Where generation is the change of the Elasticsearch spec we are trying to roll out (the actual number could come out of the some variant of our current change calculation)
I think from technical POV it's all good, but the UX is just terrible: What name am I supposed to choose here, because I doubt that a user will call their node sets
So then what is the new name I am supposed to choose here?
What's the point of having an operator if I have to vacate my nodes manually? Sounds like a world of pain.
I'm not certain the UX is terrible. It's not perfect, but we're not trying to paper over shortcomings of the underlying features we're using (statefulsets), and the limitation of "no downtime" (in the case of non-HA or user config)
Only changes that are not possible to do without creating a new statefulset would require a new name. This part would be the same if you were doing statefulsets directly, except we can automate migrating from one statefulset to another, which is of great value.
:shrug:. It just seems like a worse version of option 2.
I'm trying to draft what StatefulSets reconciliation would look like in pseudo-code, taking changeBudget into account, covering both rolling upgrades & grow-and-shrink, with relying on sset rollingUpdate.Partition as a way to trigger pod replacement.
I'm pretty sure this is not 100% correct and there are some gaps here. Among others it's missing a few pieces about resetting zen1, zen2, allocation excludes, shards allocations enabled/disabled settings, resetting rollingUpdate.Partition indices.
A few things I realised from this exercise:
Some other notes for future discussion:
One future feature we might want to have at some point, that will become harder with StatefulSets, is "temporarily pausing/stopping/removing a node from the cluster".

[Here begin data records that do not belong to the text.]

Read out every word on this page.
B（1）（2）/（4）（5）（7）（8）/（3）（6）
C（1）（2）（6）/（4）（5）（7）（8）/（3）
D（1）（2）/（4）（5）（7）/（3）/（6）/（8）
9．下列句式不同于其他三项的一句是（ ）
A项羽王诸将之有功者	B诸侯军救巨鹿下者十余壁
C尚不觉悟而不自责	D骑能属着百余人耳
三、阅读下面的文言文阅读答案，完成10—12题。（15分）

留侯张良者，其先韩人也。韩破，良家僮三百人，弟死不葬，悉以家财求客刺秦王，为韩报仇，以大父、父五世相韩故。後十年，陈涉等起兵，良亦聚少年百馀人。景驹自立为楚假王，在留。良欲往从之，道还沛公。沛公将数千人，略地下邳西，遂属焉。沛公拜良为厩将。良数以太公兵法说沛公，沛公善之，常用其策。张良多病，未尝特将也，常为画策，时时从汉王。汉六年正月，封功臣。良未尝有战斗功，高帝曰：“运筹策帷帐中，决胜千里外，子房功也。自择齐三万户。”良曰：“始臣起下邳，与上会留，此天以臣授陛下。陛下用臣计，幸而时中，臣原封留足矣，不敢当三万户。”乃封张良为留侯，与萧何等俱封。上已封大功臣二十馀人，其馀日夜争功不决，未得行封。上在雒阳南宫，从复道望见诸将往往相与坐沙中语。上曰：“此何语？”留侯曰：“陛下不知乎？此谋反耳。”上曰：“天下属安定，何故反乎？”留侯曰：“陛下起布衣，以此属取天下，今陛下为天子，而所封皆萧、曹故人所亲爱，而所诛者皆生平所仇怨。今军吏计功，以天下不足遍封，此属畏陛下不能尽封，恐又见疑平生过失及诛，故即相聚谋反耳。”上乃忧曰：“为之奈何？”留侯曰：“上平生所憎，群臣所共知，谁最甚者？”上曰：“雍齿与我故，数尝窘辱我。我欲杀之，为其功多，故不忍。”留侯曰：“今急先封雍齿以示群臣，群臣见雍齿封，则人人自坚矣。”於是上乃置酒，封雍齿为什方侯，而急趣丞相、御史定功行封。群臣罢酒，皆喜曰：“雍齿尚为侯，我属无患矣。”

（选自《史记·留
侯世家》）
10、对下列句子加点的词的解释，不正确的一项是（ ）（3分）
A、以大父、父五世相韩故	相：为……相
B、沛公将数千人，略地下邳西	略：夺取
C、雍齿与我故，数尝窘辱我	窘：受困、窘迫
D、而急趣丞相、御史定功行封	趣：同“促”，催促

Use case: say you suspect a node is misbehaving for whatever reason (slow IO), which is slowing down the entire cluster. You want to temporarily remove that node from the cluster to see how it goes.
In the current implementation, users can update an annotation on the Elasticsearch resource, so the operator stops managing this cluster. Then manually delete the pod (remove the node) to see what happens. Once done, update that annotation again: the operator will recreate the pod.
With StatefulSets, "pausing" the operator does not prevent the StatefulSet controller to recreate any pod the user might delete. AFAIK there is nothing we can do about it. Unless we go towards a direction where the pod is still running but the Elasticsearch process itself is paused in the pod.
If I'm understanding you correctly, you're worried about how do we decide the sset name when we need to create multiple ssets? If so I think we can take the user provide sset name and append a hash of the values that require a new sset.
No this was about the interaction model where the human user would have to choose new sset names to enact configuration changes that cannot be accomplished by modifying an existing set. The mode of operation outlined by @nkvoll and @sebgl means that the user would have to choose the name themselves which I found problematic from a UX point of view because the logical identity of the set of nodes ('data-hot' for example) does not change.
What you are referring to is outlined above as Option 1 in Njals plan.